Los hombros del joven se hundieron. La mujer no estaba lejos de la realidad, sin embargo, aquella ocasión lo que le entristecía era que no pudo ver a su padre. Quería hablar con él, más no lo logró.

—Lo sé... —confesó, mirándola de soslayo. Entonces sonrió y trató de cambiar el tema—. ¿Le parece si me llevo esto a mi habitación? No quiero ofender al cocinero, está todo muy delicioso, sólo que mi estómago se rehusa a retener esto.

—Por supuesto que...

—No, come y cállate —ordenó una tercera voz desde fuera. La mujer puso cara de fastidio y frunció el ceño, dirigiendo su atención a la puerta a esperar a la figura que no tardó en aparecer—. Necesito hablar contigo, Elliot. Así que termina tu desayuno.

—Hablando de personas que sólo amargan los momentos, buenos días para usted también, señor Fortem. —La mujer se limpió las manos en su delantal y se dio la vuelta con la espalda erguida, abandonando la habitación.

Elliot suspiró mientras se limpiaba con cuidado la comisura de la boca y le mandaba una mirada de reproche.

—No le agradas a Gertrudi.

—Y eso no me quita el sueño. —El cuenco de manzanas que había en el centro fue invadido por la mano del General que tomó una par. Una la metió en su bolsillo y la otra la mordió con cizaña—. Si tanta hambre tienes, ¿por qué no le pides que te prepare algo?
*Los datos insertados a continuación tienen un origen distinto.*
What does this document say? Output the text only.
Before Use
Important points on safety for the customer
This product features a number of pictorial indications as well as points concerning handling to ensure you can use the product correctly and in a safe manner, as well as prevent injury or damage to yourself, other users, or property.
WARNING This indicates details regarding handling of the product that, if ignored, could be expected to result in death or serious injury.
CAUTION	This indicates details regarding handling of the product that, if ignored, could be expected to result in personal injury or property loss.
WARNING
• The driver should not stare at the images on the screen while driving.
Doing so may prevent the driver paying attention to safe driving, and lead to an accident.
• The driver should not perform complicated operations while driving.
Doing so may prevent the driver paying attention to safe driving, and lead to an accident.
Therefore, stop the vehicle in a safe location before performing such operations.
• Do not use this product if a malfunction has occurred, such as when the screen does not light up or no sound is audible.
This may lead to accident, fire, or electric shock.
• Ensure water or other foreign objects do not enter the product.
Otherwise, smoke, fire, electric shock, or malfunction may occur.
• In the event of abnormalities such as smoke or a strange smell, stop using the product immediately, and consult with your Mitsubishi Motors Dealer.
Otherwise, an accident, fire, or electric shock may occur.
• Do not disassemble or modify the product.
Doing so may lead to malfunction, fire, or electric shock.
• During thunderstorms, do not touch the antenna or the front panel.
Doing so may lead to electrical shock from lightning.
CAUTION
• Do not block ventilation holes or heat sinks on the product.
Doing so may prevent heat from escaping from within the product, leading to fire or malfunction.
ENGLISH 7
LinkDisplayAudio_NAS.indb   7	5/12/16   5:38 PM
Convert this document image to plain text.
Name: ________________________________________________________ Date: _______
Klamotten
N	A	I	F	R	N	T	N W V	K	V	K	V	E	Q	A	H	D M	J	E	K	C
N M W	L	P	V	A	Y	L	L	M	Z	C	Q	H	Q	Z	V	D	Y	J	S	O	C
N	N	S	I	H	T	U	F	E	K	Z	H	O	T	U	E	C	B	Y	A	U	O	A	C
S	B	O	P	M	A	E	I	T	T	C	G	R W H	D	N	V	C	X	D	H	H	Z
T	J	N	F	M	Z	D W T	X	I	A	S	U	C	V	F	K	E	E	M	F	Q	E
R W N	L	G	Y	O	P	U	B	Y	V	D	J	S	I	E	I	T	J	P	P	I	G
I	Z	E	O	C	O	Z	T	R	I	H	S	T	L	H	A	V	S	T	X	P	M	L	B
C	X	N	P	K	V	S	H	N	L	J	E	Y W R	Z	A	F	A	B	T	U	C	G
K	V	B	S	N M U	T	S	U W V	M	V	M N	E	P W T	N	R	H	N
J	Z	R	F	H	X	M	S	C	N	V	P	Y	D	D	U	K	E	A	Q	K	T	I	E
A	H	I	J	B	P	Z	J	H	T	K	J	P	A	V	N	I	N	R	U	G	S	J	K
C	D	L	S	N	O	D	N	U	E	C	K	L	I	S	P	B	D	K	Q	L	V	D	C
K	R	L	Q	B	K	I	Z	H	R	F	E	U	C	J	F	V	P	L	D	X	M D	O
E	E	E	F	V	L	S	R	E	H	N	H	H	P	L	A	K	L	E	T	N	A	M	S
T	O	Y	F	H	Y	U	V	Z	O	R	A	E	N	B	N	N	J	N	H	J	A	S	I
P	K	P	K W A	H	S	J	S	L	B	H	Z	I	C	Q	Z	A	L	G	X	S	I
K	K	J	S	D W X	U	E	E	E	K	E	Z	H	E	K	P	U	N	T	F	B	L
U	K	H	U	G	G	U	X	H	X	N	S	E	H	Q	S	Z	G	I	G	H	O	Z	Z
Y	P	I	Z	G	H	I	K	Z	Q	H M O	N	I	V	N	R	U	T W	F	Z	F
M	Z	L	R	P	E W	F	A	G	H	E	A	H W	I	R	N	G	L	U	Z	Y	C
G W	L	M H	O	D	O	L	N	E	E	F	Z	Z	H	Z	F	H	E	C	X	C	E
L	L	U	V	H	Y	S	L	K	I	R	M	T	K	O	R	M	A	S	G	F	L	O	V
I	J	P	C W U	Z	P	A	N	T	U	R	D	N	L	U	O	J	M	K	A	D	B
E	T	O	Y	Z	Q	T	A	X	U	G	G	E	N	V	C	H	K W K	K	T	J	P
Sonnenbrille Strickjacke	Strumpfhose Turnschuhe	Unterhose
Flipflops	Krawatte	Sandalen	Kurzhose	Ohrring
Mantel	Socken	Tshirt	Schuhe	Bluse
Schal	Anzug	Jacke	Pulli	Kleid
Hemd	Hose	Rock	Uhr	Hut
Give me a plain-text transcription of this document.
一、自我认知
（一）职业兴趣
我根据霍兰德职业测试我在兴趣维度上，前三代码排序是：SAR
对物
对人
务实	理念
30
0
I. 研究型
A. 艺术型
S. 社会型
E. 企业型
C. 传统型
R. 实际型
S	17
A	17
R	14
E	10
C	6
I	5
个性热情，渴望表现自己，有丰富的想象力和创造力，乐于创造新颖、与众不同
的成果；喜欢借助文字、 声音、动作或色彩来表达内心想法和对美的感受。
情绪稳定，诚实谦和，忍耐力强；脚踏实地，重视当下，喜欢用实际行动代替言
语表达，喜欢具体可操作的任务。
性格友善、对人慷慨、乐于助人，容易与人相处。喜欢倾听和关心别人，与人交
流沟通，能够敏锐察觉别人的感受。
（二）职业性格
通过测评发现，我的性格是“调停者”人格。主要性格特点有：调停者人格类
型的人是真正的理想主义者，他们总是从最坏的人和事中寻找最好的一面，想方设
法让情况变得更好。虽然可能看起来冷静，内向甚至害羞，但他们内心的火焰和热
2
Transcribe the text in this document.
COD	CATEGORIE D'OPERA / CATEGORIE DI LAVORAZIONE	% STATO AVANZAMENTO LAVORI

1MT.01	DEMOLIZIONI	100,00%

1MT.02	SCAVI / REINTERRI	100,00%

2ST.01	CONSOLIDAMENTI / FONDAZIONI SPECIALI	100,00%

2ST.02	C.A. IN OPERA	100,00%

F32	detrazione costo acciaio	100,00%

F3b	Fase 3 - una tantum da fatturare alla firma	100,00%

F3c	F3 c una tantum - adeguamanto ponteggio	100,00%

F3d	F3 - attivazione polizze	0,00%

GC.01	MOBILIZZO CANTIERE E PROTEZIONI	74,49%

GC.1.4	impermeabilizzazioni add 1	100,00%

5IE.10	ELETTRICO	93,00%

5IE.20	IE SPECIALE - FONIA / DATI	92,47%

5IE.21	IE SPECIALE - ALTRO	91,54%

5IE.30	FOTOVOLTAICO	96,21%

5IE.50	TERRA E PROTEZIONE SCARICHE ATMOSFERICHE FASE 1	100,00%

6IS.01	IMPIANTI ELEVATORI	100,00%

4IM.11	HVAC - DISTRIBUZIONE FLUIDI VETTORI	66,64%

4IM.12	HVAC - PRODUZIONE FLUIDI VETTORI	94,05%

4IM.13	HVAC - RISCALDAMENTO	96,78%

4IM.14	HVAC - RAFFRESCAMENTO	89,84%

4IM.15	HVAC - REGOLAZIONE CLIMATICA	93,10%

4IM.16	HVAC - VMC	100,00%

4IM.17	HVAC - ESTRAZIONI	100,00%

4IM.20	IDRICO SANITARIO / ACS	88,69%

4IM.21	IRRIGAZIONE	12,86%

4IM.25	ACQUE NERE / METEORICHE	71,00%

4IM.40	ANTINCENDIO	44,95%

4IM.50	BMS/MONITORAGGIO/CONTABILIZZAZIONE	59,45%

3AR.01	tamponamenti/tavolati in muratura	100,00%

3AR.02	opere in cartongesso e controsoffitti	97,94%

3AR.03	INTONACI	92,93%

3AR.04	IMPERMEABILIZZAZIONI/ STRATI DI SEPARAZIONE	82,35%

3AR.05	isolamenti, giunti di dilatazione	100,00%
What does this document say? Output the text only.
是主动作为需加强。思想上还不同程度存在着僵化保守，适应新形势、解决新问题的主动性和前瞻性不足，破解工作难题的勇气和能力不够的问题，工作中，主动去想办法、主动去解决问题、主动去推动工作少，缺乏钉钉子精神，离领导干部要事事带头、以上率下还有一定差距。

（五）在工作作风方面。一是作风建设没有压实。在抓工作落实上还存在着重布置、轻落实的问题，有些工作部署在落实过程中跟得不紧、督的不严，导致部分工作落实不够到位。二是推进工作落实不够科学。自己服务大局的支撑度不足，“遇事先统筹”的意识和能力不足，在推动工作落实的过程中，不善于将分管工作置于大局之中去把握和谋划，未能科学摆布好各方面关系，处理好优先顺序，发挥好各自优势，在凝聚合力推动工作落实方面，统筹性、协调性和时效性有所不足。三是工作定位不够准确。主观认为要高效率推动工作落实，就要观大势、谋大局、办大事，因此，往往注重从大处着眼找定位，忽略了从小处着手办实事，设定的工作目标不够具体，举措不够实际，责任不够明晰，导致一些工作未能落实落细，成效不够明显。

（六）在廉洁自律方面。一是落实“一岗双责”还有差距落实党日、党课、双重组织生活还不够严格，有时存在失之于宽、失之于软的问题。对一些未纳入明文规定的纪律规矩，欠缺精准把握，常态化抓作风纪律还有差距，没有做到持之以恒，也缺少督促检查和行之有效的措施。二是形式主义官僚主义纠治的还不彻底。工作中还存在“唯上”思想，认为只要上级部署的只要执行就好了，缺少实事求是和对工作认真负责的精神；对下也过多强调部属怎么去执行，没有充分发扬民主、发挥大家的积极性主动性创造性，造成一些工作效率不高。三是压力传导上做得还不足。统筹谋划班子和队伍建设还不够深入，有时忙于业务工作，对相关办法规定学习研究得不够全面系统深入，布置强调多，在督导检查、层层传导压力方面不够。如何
—Preocúpate por ti, que eres un verdadero peligro cuando intentas hacerte el guerrero con armadura y espada en mano —espetó sin pensar, y sin notar la rigidez que arrasó con el cuerpo del príncipe—. No creas que lo he olvidado, así que prepara tus mejores excusas.

—No tengo ninguna —murmuró, empujando el platillo lejos suyo. Okami, que ya se retiraba, todavía  con manzana en mano, le miró por sobre el hombro.

Fue entonces que las piedras preciosas que colgaban de su lóbulo derecho, lanzaron un destello del rayo luminoso que reflejaron. Elliot se llevó el dedo índice y pulgar a su propia oreja, donde sintió el peso de una diminuta joya. Sintió el color abandonar su rostro, y de pronto comprendió cómo fue posible que Okami le diera clases cuando niño y supiera tantas cosas que el mismo Apolo se sorprendió en su momento.

—¡Eres un rey! —No se molestó en preguntar. Se puso de pie en un salto. Okami movió la cabeza, de modo que su largo cabello azabache cubrió la joya. Algo inútil, puesto que Elliot ya la había visto—. P-pero... Oh, mierda, de verdad eres un rey...

—Reúnete conmigo en la sala principal dentro de una hora, y cállate. Y más te vale recordar tus modales, cuida esa boca.

Sin esperar una confirmación a su orden, se marchó. Elliot tuvo que volver a sentarse, todavía atónito por lo que acaba de ver y descubrir. Eran escasas las cosas que sabía de Okami, más de la mitad dichas por su padre. Siempre se preguntó, con su curiosidad natural, de dónde venía su guardia, quién había sido antes del título de General. Sobre todo, luego de que su padre le confesara el modo en que se conocieron. Y de pequeño, siempre que intentaba obtener un poco de información, no recibía más que silencio y ocasionales gruñidos.